# Bass on Black Water



## castingback (Dec 28, 2007)

Went to Black Water on Monday after 12:00 on my first cast I caught a lb oz bass. Was using a blue and black jig with a blue crawfish tail.Biggest I've caughton Blackwater.Picture's attached. Sorry they are not very good I only had my cell phone to take the pics with. Had to string her up until I could get the camera part ready.

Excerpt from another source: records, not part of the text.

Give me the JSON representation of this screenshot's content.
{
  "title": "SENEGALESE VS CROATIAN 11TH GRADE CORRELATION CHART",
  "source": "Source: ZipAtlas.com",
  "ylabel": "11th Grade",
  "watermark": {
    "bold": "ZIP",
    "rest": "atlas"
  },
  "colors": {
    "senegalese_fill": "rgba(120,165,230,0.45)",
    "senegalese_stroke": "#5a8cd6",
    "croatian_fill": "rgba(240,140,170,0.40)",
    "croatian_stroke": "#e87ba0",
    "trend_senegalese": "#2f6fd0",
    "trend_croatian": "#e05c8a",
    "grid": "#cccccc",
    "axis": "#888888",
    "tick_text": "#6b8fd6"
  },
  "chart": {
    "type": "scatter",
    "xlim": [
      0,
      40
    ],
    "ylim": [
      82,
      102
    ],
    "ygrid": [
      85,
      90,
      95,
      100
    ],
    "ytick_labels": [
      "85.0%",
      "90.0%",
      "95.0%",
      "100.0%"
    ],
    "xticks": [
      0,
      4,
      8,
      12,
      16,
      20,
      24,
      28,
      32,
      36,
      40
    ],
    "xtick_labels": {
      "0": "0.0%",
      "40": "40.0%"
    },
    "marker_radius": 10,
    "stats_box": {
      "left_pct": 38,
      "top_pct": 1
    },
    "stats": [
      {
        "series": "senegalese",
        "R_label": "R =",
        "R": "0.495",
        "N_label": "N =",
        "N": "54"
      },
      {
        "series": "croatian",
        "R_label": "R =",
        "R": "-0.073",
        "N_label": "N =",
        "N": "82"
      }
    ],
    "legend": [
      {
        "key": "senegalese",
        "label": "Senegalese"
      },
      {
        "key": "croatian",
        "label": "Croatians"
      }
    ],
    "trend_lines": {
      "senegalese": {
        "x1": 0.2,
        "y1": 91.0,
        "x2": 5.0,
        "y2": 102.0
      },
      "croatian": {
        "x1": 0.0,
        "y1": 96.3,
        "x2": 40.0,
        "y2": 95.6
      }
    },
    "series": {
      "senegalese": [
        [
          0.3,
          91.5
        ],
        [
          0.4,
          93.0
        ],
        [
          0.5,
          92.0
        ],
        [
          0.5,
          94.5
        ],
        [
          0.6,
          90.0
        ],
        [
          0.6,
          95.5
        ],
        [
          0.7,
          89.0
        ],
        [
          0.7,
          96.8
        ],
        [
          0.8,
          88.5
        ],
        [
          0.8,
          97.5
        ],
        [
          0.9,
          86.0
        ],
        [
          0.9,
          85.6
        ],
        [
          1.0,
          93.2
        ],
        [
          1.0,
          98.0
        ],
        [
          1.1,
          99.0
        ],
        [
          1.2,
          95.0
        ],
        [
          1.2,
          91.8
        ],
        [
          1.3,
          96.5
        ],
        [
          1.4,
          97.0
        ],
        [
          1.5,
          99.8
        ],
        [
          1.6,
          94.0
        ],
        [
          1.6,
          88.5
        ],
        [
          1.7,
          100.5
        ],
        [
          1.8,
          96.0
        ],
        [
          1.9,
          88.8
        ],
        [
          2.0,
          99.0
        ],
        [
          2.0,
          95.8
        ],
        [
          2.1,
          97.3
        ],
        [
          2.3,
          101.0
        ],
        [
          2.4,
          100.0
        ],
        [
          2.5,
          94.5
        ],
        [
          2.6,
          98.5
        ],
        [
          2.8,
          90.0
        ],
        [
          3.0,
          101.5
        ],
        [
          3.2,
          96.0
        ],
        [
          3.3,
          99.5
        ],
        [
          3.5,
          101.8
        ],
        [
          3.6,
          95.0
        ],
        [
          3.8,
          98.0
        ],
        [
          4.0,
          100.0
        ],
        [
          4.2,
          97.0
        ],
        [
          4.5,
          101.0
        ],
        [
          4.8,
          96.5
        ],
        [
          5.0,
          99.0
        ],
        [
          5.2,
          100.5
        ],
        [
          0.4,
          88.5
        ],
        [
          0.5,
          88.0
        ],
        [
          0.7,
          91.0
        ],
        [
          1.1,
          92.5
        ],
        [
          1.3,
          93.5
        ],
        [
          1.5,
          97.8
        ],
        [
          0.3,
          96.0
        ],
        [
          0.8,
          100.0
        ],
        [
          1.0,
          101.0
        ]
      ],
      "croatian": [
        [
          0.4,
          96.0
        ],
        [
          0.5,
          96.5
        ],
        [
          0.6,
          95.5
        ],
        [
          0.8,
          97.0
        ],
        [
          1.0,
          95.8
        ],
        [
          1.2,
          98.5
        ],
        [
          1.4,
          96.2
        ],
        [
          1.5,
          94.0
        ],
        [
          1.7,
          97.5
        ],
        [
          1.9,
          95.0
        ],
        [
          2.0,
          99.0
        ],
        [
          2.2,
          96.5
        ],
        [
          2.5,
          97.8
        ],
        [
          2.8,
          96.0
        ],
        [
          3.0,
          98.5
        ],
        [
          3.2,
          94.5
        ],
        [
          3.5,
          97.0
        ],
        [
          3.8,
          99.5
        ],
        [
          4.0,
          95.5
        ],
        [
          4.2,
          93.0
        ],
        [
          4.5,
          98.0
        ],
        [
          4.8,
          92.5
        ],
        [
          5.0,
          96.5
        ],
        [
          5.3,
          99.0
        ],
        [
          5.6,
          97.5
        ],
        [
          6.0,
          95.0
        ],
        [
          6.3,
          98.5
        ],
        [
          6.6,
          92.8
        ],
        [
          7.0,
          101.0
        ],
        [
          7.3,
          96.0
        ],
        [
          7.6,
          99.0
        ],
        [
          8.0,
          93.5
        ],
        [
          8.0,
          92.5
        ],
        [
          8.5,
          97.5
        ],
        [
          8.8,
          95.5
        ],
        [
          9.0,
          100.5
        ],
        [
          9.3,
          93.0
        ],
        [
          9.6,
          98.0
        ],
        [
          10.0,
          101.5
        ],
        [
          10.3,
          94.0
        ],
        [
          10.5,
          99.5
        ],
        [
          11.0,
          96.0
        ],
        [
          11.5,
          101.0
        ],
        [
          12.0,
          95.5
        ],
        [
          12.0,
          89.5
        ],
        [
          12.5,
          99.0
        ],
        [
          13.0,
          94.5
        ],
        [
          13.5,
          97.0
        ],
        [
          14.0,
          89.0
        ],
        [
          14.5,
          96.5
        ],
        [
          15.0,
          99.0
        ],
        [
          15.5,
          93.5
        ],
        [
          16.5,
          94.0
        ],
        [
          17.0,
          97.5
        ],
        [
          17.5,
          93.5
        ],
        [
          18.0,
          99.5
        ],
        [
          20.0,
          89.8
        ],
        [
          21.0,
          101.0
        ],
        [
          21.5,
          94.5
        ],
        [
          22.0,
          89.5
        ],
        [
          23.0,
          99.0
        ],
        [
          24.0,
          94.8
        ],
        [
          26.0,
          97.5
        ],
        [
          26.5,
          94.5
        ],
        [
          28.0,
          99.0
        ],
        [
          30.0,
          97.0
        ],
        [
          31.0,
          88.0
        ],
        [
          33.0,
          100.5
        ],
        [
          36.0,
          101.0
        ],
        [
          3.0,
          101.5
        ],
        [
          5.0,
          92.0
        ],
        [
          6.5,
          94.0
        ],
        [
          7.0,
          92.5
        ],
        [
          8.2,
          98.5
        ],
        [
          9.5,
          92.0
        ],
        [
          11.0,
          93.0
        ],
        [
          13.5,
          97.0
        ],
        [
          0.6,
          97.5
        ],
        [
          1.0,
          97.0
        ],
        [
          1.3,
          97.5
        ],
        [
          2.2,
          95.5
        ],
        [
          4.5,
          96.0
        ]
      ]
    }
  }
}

And this one did go back for another days catch.


----------



## castingback (Dec 28, 2007)

My weight got clear out during spell check 5 pounds 2 oz.


----------



## haybill (Oct 15, 2007)

Congrats on the fish and the release :clap:clap:clap


----------



## RiVerRaT (Dec 14, 2007)

:clap Nice Bass :letsdrink


----------



## Murphy's Law (Sep 27, 2007)

Nice bass man :clap


----------



## jaster (Oct 7, 2007)

Nice bass for Black Water, N or S of HWY90?


----------



## patriot10 (Dec 1, 2007)

*Nice fish....gonna go after work this morning and try it out again..:usaflag*


----------



## castingback (Dec 28, 2007)

It was North of Hwy. 90. Going back Friday maybe I'll have a little better luck.


----------



## DK'S G3 (Jan 4, 2008)

thats a good looking hawg a jig bite is fun thanks for the post


----------